E nonostante la crisi e i problemi generali che attanagliano l’artigianato, non sono pochi gli imprenditori di questo settore che da tempo segnalano la difficoltà a trovare personale disposto ad avvicinarsi a questo mondo. In tutto il Paese si fatica a reperire nel mercato del lavoro giovani disposti a fare gli autisti, gli autoriparatori, i sarti, i pasticceri, i fornai, i parrucchieri, le estetiste, gli idraulici, gli elettricisti, i manutentori delle caldaie, i tornitori, i fresatori, i verniciatori e i batti-lamiera. Senza contare che nel mondo dell’edilizia è sempre più difficile reperire carpentieri, posatori e lattonieri. Più in generale, comunque, l’artigiano di domani sarà colui che vincerà la sfida della tecnologia per rilanciare anche i “vecchi saperi”. Alla base di tutto, comunque, rimarrà il saper fare che è il vero motore della nostra eccellenza manifatturiera.
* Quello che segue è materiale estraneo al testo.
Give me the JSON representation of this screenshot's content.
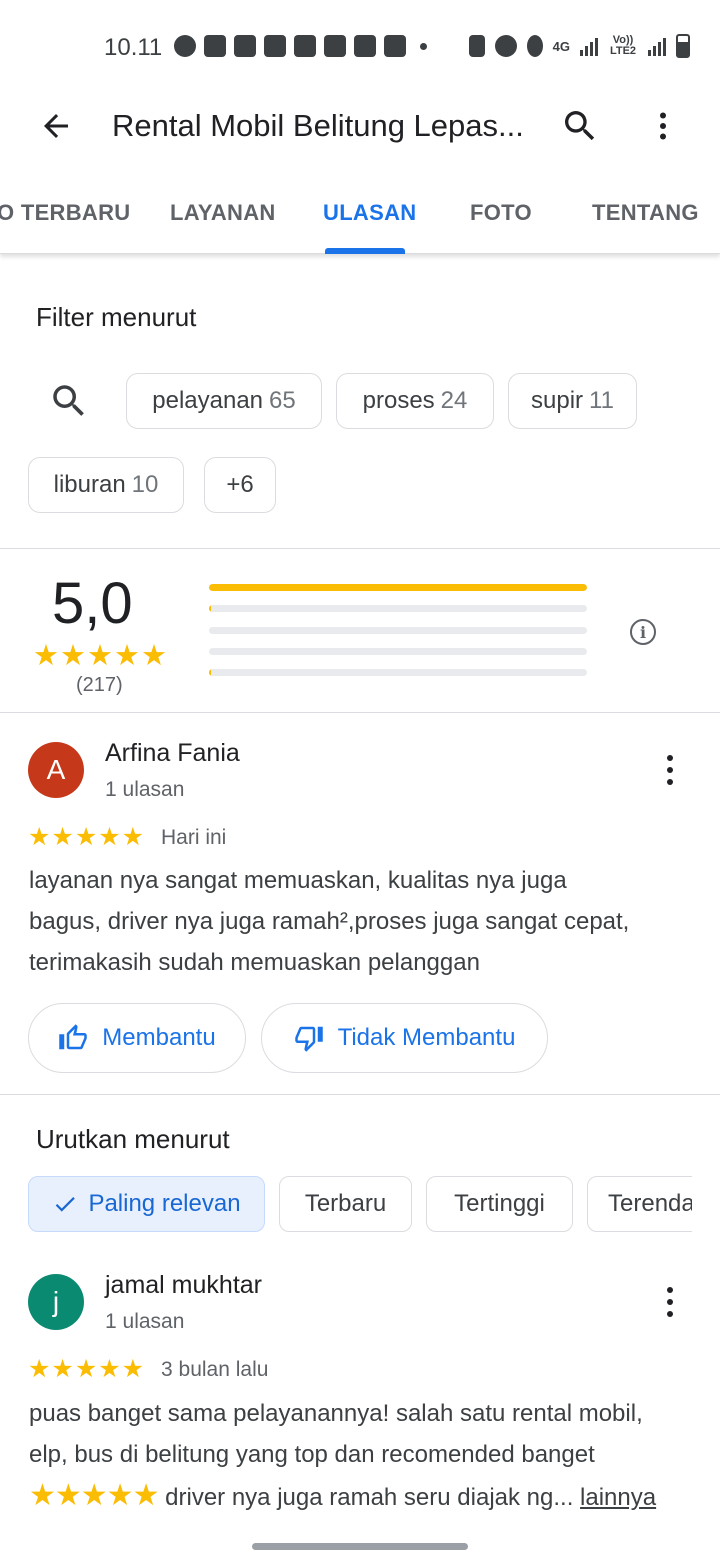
{
  "status_bar": {
    "time": "10.11",
    "network_label": "4G",
    "lte_label": "Vo)) LTE2"
  },
  "app_bar": {
    "title": "Rental Mobil Belitung Lepas...",
    "back_icon": "arrow-back-icon",
    "search_icon": "search-icon",
    "more_icon": "more-vert-icon"
  },
  "tabs": [
    {
      "label": "O TERBARU"
    },
    {
      "label": "LAYANAN"
    },
    {
      "label": "ULASAN",
      "active": true
    },
    {
      "label": "FOTO"
    },
    {
      "label": "TENTANG"
    }
  ],
  "filter": {
    "title": "Filter menurut",
    "chips": [
      {
        "label": "pelayanan",
        "count": "65"
      },
      {
        "label": "proses",
        "count": "24"
      },
      {
        "label": "supir",
        "count": "11"
      },
      {
        "label": "liburan",
        "count": "10"
      },
      {
        "label": "+6"
      }
    ]
  },
  "rating_summary": {
    "score": "5,0",
    "stars": "★★★★★",
    "count": "(217)",
    "distribution": [
      {
        "stars": 5,
        "fraction": 1.0
      },
      {
        "stars": 4,
        "fraction": 0.005
      },
      {
        "stars": 3,
        "fraction": 0.0
      },
      {
        "stars": 2,
        "fraction": 0.0
      },
      {
        "stars": 1,
        "fraction": 0.005
      }
    ]
  },
  "featured_review": {
    "avatar_letter": "A",
    "avatar_color": "#c5391a",
    "name": "Arfina Fania",
    "meta": "1 ulasan",
    "stars": "★★★★★",
    "date": "Hari ini",
    "text_lines": [
      "layanan nya sangat memuaskan, kualitas nya juga",
      "bagus, driver nya juga ramah²,proses juga sangat cepat,",
      "terimakasih sudah memuaskan pelanggan"
    ],
    "helpful_label": "Membantu",
    "not_helpful_label": "Tidak Membantu"
  },
  "sort": {
    "title": "Urutkan menurut",
    "options": [
      {
        "label": "Paling relevan",
        "selected": true
      },
      {
        "label": "Terbaru"
      },
      {
        "label": "Tertinggi"
      },
      {
        "label": "Terendah"
      }
    ]
  },
  "second_review": {
    "avatar_letter": "j",
    "avatar_color": "#0b8a72",
    "name": "jamal mukhtar",
    "meta": "1 ulasan",
    "stars": "★★★★★",
    "date": "3 bulan lalu",
    "text_lines": [
      "puas banget sama pelayanannya! salah satu rental mobil,",
      "elp, bus di belitung yang top dan recomended banget"
    ],
    "emoji_stars": "★★★★★",
    "text_tail": " driver nya juga ramah seru diajak ng...",
    "more_label": "lainnya"
  },
  "colors": {
    "accent": "#1a73e8",
    "star": "#fbbc04"
  }
}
Andamento artigiani in Italia in 11 anni (per provincia) Tra il 2023 e il 2012 è stata Vercelli la provincia con il -32,7 per cento ad aver registrato la variazione negativa più elevata d’Italia. Seguono Rovigo con -31, Lucca con -30,8 e Teramo con il – 30,6 per cento. Le realtà, invece, che hanno subito le flessioni più contenute sono state Napoli con il -8,1, Trieste con il -7,9 e, infine, Bolzano con il -6,1 per cento. Rieti si colloca in 44esima posizione su scala nazionale, registrando una variazione negativa con il -23,5. Per quanto riguarda le regioni, infine, le flessioni più marcate in termini percentuali hanno interessato l’Abruzzo con il -29,2 per cento, le Marche con il -26,3 e il Piemonte con il -25,8. In valore assoluto, invece, le perdite di più significative hanno interessato la Lombardia con -60.412 unità, l’Emila Romagna con -46.696 e il Piemonte con -46.139. Il Lazio ha fatto registrare una variazione pari al -19. Il dato medio nazionale è stato pari al -22 per cento. Tornando sul dato di Rieti, si è passati dalle 5108 unità del 2012 alle 3910 del 2023. che tradotto in numeri significa che abbiamo perso in undici anni 1198 imprese artigiane. Eppure paradosso per paradosso non si trovano lavoratori, specie qualificati, in tantissimi settori che compongono la galassia artigiani” conclude Confartigianato Rieti.